Residents in Alcanar say they feel fortunate no lives were lost after intense rain caused heavy flooding

People in the town of Alcanar in north-east Spain have been assessing the damage caused to homes and businesses by flooding produced by intense rain that fell over large areas of the country.

Residents said they were fortunate no lives had been lost when more than 250 litres of water per sq metre was dumped on the town between 12am and 6pm on Wednesday.

“We had to get upstairs to our apartment and then leave it all in God’s hands,” said Rosa María Sancho, 67, the owner of a restaurant on the Alcanar boardwalk, on Thursday.

A municipality worker cleans up in Alcanar on Thursday. Photograph: Joan Mateu Parra/AP

The flash flooding quickly turned streets into rivers that swept away all in their path. Several cars were carried away and about a dozen ended up tossed into the surf of the Mediterranean Sea. Homes and businesses were filled with mud, water and debris.

Sancho’s daughter Carla Bayerri said they watched helplessly as “part of the terrace went into the sea”.

A line of mud on a wall marks the flood level inside a home in Alcanar. Photograph: Joan Mateu Parra/AP

Firefighters used a helicopter to rescue three people in serious danger. More had to pulled from cars that were caught in the rising waters. Regional authorities relocated 58 residents into hotels, while another 16 spent the night on cots in a sports pavilion.
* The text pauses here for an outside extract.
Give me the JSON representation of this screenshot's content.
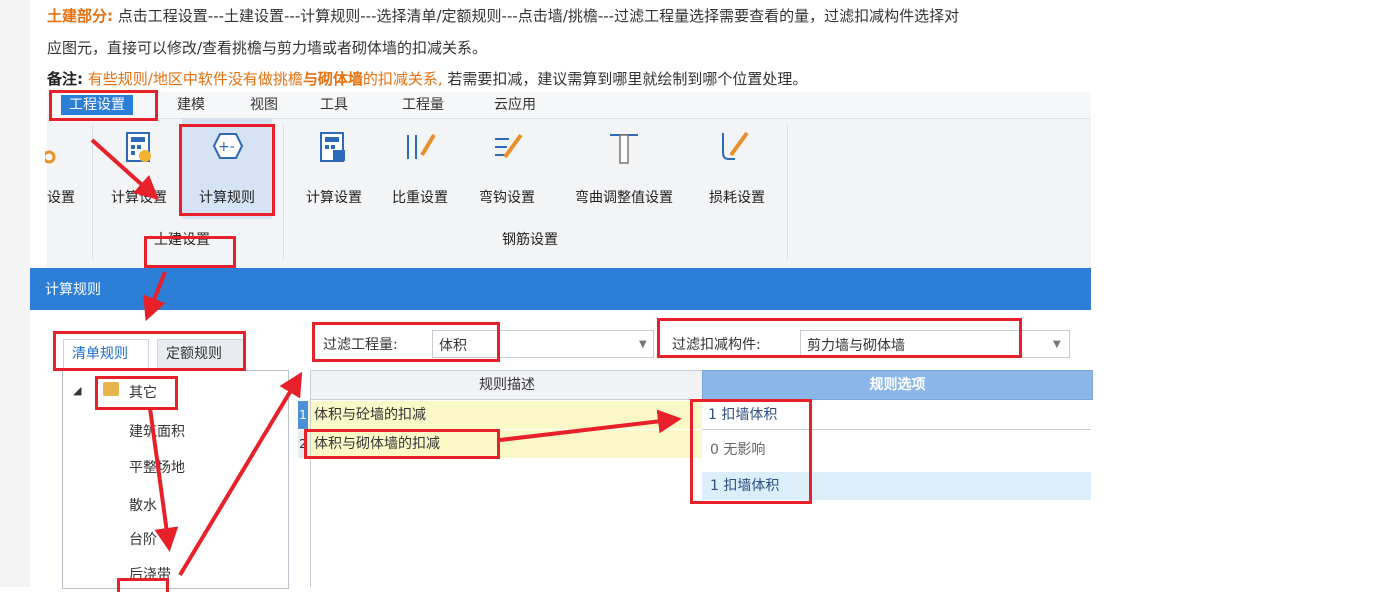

Four people had to be rescued at a nearby camping ground that was also badly damaged.

Paquita Aubalat was relieved that her 93-year-old father, Vicent, was rescued from his home in Alcanar by a neighbour when it was overwhelmed by water.

“He had all his life in [his home], but the important thing is that he is safe,” Aubalat said.

A man clears out mud after the flood. Photograph: Joan Mateu Parra/AP

Authorities were working to reopen roads and train lines made unpassable by the mud and water.

Other parts of Spain’s central and northern areas, including Madrid, also experienced flooding on Wednesday. Large areas of Spain’s north and its Balearic Islands remain under alert for storms for a second consecutive day.

Spain’s national weather service said there had been an increase in hard rainfall and droughts linked to the climate crisis.

“Spain is observing, above all in points of the Mediterranean, periods of torrential rain that are more intense and longer periods of drought that are interrupted by these intense rains,” the weather service spokesperson Rubén del Campo said.